In Illinois, three or more linked cases within a community qualifies as an outbreak.
Illinois State University Student Health Services advise the community to ensure they are up to date on their MMR vaccinations. In addition, health officials advise to wash your hands well and often with soap and water, do not share eating utensils and beverages with others, cover your nose and mouth with a tissue when you cough or sneeze, clean frequently touched surfaces with soap and water and avoid close contact with individuals who are sick.
As of Friday, September 18, 2015, the Illinois Department of Public is reporting 193 cases of mumps statewide.

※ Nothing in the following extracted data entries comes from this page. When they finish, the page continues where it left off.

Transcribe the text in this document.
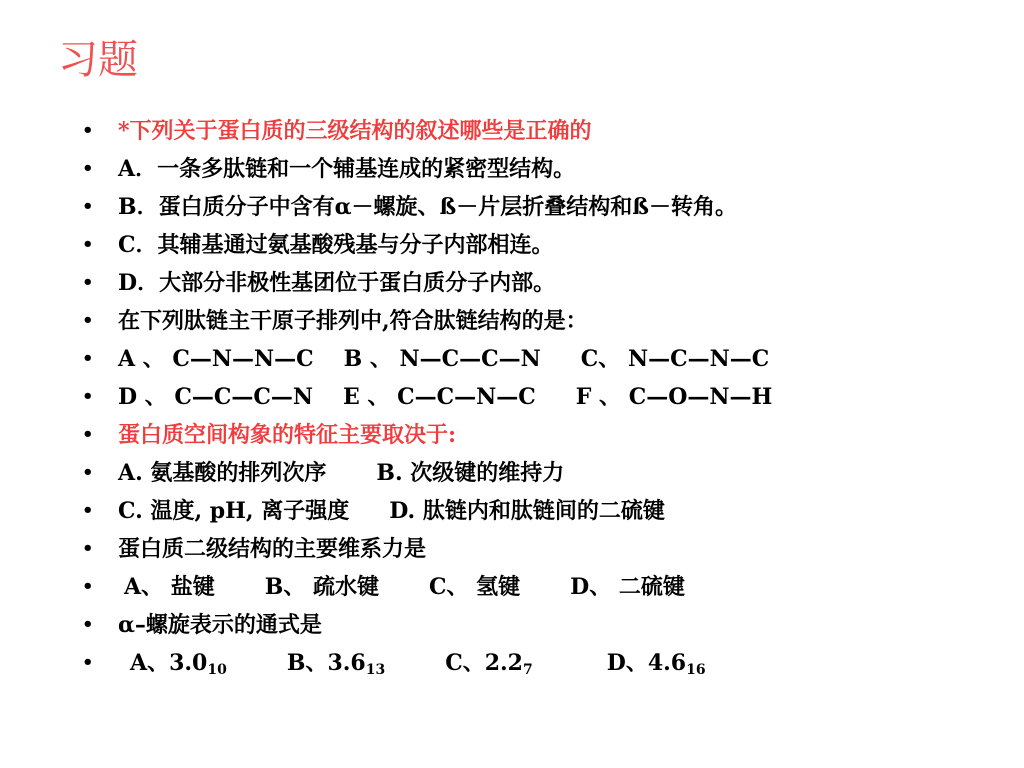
习题
•	*下列关于蛋白质的三级结构的叙述哪些是正确的
•	A．一条多肽链和一个辅基连成的紧密型结构。
•	B．蛋白质分子中含有α－螺旋、ß－片层折叠结构和ß－转角。
•	C．其辅基通过氨基酸残基与分子内部相连。
•	D．大部分非极性基团位于蛋白质分子内部。
•	在下列肽链主干原子排列中,符合肽链结构的是：
•	A 、 C—N—N—C B 、 N—C—C—N C、 N—C—N—C
•	D 、 C—C—C—N E 、 C—C—N—C F 、 C—O—N—H
•	蛋白质空间构象的特征主要取决于:
•	A. 氨基酸的排列次序 B. 次级键的维持力
•	C. 温度, pH, 离子强度 D. 肽链内和肽链间的二硫键
•	蛋白质二级结构的主要维系力是
•	A、 盐键 B、 疏水键 C、 氢键 D、 二硫键
•	α–螺旋表示的通式是
•	A、$3.0_{10}$	B、$3.6_{13}$	C、$2.2_7$	D、$4.6_{16}$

Mumps is spread by droplets of saliva or mucus from the mouth, nose, or throat of an infected person, usually when the person coughs, sneezes or talks. Items used by an infected person, such as cups or softdrink cans, can also be contaminated with the virus, which may spread to others if those items are shared.

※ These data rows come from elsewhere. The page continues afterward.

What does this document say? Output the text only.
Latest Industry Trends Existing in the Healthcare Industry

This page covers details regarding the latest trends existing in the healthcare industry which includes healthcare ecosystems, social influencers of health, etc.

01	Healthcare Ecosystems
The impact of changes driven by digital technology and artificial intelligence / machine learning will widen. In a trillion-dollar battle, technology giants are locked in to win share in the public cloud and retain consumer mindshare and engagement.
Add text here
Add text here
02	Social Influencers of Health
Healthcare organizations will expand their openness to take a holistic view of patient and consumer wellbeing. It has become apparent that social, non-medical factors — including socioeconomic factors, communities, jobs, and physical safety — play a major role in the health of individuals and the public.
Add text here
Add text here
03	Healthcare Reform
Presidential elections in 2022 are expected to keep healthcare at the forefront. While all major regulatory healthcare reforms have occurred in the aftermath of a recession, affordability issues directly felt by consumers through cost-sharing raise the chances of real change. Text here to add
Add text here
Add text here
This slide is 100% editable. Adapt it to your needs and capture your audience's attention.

Symptoms typically appear 16-18 days after infection, but this period can range from 12-25 days after infection. It is usually a mild disease, but can occasionally cause serious complications.
The most common complication is inflammation of the testicles (orchitis) in males who have reached puberty; rarely does this lead to fertility problems.
Other rare complications include inflammation of the brain and/or tissue covering the brain and spinal cord (encephalitis/meningitis), inflammation of the ovaries (oophoritis) and/or breasts (mastitis) in females who have reached puberty and deafness. Anyone who is not immune from either previous mumps infection or from vaccination can get mumps.